The disk space problem is now resolved, however the blob store seems to be permanently corrupted.

In the logs we find this message:

2021-07-08 07:27:02,848+0000 INFO [FelixStartLevel] *SYSTEM - Blob store metrics file /nexus-data/blobs/default/ null not found - initializing at zero.
2021-07-08 07:27:02,922+0000 ERROR [FelixStartLevel] *SYSTEM - Failed transition: NEW -> STARTED /nexus-data/blobs/default/ (Stale file handle) 

The file mentioned in the message is present and non-empty. The whole blob store is residing on a GlusterFS volume.

All tasks doing anything on this blob store (like compact, reconcile etc) fail with the message “Invalid state: Failed”.

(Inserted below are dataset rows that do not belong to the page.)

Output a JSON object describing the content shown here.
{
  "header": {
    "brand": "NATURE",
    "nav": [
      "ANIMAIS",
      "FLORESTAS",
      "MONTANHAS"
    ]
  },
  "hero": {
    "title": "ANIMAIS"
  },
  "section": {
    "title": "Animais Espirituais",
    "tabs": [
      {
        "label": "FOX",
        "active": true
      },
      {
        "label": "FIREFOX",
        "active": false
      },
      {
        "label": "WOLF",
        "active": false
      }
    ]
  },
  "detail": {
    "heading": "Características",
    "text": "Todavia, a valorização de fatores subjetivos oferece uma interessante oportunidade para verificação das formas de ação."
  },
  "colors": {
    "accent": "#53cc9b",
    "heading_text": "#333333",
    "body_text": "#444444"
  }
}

Any ideas what we can do, possibly recovering the artifacts still stored in this blob store?

Probably you should try to figure out why your pod says this attempting to access the file.

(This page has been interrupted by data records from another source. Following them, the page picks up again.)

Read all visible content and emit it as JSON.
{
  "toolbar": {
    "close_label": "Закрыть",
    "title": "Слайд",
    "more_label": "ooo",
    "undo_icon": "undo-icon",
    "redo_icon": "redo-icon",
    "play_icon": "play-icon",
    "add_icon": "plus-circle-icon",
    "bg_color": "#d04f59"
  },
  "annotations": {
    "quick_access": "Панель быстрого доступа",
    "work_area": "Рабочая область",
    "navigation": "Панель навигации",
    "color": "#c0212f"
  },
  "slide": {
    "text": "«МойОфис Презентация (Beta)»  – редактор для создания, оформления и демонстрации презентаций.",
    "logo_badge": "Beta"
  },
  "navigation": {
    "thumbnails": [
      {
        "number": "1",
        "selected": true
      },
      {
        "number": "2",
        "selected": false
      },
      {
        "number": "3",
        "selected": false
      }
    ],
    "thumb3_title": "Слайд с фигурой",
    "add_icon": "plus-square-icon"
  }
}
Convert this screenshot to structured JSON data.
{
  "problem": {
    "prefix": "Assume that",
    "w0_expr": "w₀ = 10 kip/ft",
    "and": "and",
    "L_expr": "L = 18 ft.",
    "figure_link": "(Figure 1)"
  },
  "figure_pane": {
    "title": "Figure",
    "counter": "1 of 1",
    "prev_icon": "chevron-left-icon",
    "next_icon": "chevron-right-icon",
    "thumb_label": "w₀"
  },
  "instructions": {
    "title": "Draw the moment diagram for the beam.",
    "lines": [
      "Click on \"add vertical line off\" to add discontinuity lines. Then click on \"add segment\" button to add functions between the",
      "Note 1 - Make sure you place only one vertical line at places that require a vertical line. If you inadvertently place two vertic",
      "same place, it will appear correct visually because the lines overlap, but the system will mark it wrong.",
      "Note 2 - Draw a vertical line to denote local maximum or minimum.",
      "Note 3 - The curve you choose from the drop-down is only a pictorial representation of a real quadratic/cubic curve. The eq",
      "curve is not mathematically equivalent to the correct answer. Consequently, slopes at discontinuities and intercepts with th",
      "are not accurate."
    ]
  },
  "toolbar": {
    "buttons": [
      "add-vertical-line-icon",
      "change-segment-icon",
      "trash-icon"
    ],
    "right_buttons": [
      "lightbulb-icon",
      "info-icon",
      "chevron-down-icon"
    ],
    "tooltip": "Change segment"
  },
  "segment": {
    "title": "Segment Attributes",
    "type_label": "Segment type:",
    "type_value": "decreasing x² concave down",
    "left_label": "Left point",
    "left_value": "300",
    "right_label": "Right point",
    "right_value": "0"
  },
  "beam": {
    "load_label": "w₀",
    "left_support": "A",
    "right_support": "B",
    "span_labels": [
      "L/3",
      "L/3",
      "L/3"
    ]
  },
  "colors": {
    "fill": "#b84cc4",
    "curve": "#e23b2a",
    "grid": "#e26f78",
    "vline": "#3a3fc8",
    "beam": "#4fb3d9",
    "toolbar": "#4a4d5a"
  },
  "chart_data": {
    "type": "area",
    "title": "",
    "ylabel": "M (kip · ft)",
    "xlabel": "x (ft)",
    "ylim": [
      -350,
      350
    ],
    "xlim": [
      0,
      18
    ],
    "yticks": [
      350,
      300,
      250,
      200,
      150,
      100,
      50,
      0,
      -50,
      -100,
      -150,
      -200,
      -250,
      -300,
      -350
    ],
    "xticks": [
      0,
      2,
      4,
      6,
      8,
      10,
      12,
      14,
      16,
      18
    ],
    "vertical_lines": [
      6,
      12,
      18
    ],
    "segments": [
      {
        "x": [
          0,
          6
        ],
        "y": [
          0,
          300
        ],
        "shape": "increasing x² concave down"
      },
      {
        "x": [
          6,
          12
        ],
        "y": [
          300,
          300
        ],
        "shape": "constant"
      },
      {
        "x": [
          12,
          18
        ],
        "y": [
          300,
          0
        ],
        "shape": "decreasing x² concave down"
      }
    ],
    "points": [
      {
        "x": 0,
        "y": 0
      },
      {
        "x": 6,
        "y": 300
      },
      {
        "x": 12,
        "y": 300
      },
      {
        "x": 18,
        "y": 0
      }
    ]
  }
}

Also do note that glusterfs is not supported, and is known to cause problems:

I was able to resolve the issue.

At first I had ruled out the problem to be a file system issue because from a shell inside the container, I was able to access the file without problems.

However there seems to have been something wrong with the directory containing it.
The volume is mounted on /nexus-data/blobs, the blob store is under /nexus-data/blobs/default.

  • I renamed the directory to /nexus-data/blobs/default-old,
  • created a new directory /nexus-data/blobs/default,
  • Moved the whole contents from /nexus-data/blobs/default-old to /nexus-data/blobs/default

I restarted the Nexus pod and the blob store was recognized again, however it said that it contained 0 blobs and had a size of 1 byte.

This was then fixed by a “reconcile” job.